Example 5: Analysis of the toxicity of liver cancer cells (MTS assay)

HepG2 2.2.15 liver cancer cell line (2×10 ⁵ cells/well [cell/well]) was cultured in a 96-well culture plate (with HepG2 cell line as an experimental control group). After 24 hours, the medium was changed to contain different concentrations. Pharmaceutical composition MEM medium (0 μg/ml, 0.625 μg/ml, 1.25 μg/ml, 2.5 μg/ml, 5 μg/ml, 10 μg/ml, 20 μg/ml and 40 μg/ml) (not The cells were treated with fetal calf serum for 3 days. After the treatment, the culture solution was removed, washed three times with PBS, and 200 ml/well (ml/well) of MEM medium (excluding fetal bovine serum) and 20 ml/well were added. 2.5 mg/ml tetrazolium nitrogen compound ((3-(4,5-dimethylthiazol-2-yl)-5-(3-carboxymethoxyphenyl)-2-(4-sulfophenyl)-2 a solution of hydrogen tetrazolium compound, 3-(4,5-dimethylthiazol-2-yl)-5-(3-carboxymethoxyphenyl)-2-(4-sulfophenyl)-2H-tetrazolium (MTS) Promega, Madison, WI), The reaction was carried out in a dark room at 37 ° C for 3 to 4 hours, and then the value was measured by a spectrophotometer at the absorption wavelength of OD490, and the cell growth inhibition ratio was further calculated by the following formula:

The results of the experiment showed that HepG2 2.2.15 liver cancer cells were treated with the concentration of the pharmaceutical composition of the present invention more than 10 μg/ml (20 μg/ml, 40 μg/ml), and the growth of the liver cancer cells was significantly inhibited, and the treatment concentration increased.

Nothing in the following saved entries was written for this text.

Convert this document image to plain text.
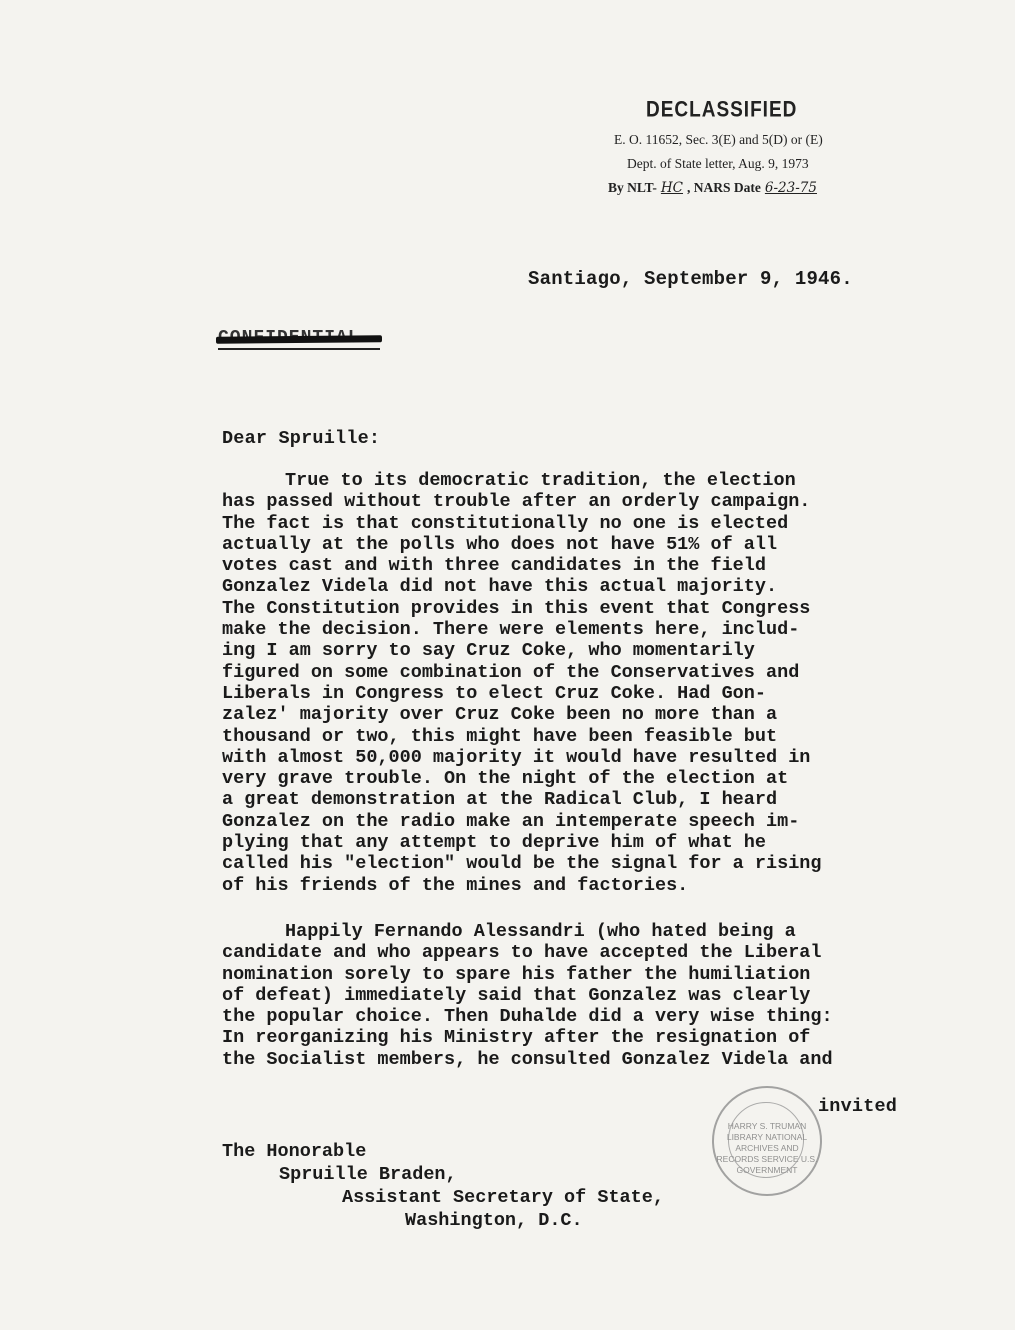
DECLASSIFIED
E. O. 11652, Sec. 3(E) and 5(D) or (E)
Dept. of State letter, Aug. 9, 1973
By NLT- HC , NARS Date 6-23-75
Santiago, September 9, 1946.
Dear Spruille:
True to its democratic tradition, the election
has passed without trouble after an orderly campaign.
The fact is that constitutionally no one is elected
actually at the polls who does not have 51% of all
votes cast and with three candidates in the field
Gonzalez Videla did not have this actual majority.
The Constitution provides in this event that Congress
make the decision. There were elements here, includ-
ing I am sorry to say Cruz Coke, who momentarily
figured on some combination of the Conservatives and
Liberals in Congress to elect Cruz Coke. Had Gon-
zalez' majority over Cruz Coke been no more than a
thousand or two, this might have been feasible but
with almost 50,000 majority it would have resulted in
very grave trouble. On the night of the election at
a great demonstration at the Radical Club, I heard
Gonzalez on the radio make an intemperate speech im-
plying that any attempt to deprive him of what he
called his "election" would be the signal for a rising
of his friends of the mines and factories.
Happily Fernando Alessandri (who hated being a
candidate and who appears to have accepted the Liberal
nomination sorely to spare his father the humiliation
of defeat) immediately said that Gonzalez was clearly
the popular choice. Then Duhalde did a very wise thing:
In reorganizing his Ministry after the resignation of
the Socialist members, he consulted Gonzalez Videla and
invited
HARRY S. TRUMAN LIBRARY NATIONAL ARCHIVES AND RECORDS SERVICE U.S. GOVERNMENT
The Honorable
Spruille Braden,
Assistant Secretary of State,
Washington, D.C.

The cytotoxic effect is more obvious, especially when the concentration of the pharmaceutical composition of the invention is 40 μg/ml, the cell killing effect can be as high as 90% (Fig. 9).

Scheme 1 is a flow chart for the preparation of a pharmaceutical composition.

Figure 2 is a ¹ H-NMR analysis spectrum showing the structural analysis of linoleic acid compounds.

Figure 3 is a ¹³ C-NMR analysis spectrum showing the structural analysis of linoleic acid compounds.

Figure 4 is a structural formula of a linoleic acid compound.

Scheme 5 shows the results of inhibition of hepatitis B virus DNA replication by treatment concentrations of the pharmaceutical compositions of the invention at various concentrations.

Scheme 6 shows the results of inhibition of hepatitis B virus DNA replication by different pharmaceutical composition treatment times.

Scheme 7 shows the results of inhibition of hepatitis B virus surface antigen (HBsAg) protein performance by different pharmaceutical composition treatment times.

Scheme 8 shows the inhibition of hepatitis B virus surface antigen (HBsAg) and e antigen (HBeAg) secretion results by different pharmaceutical composition treatment times.

Scheme 9 shows that the pharmaceutical compositions of the present invention at different concentrations inhibit the growth of liver cancer cells.

Claims (9)

Use of a linoleic acid compound of the formula I for the preparation of a medicament for the treatment of hepatitis B, Wherein R is H. The use according to claim 1, wherein the linoleic acid compound is obtained by extracting from a Solanaceae plant ( Solanaceae ). The use of the invention of claim 2, wherein the Solanum erianthum is Solanum erianthum . The use of claim 1, wherein the medicament further comprises a pharmaceutically acceptable carrier. Use of a linoleic acid compound of the formula I for the preparation of a medicament for the treatment of cancer, Wherein R is H. The use according to claim 6, wherein the linoleic acid compound is extracted from a Solanaceae plant ( Solanaceae ). The use according to claim 7, wherein the Solanum erianthum is Solanum erianthum . The use of claim 6, wherein the medicament further comprises a pharmaceutically acceptable carrier. The use of the invention of claim 6, wherein the cancer is liver cancer.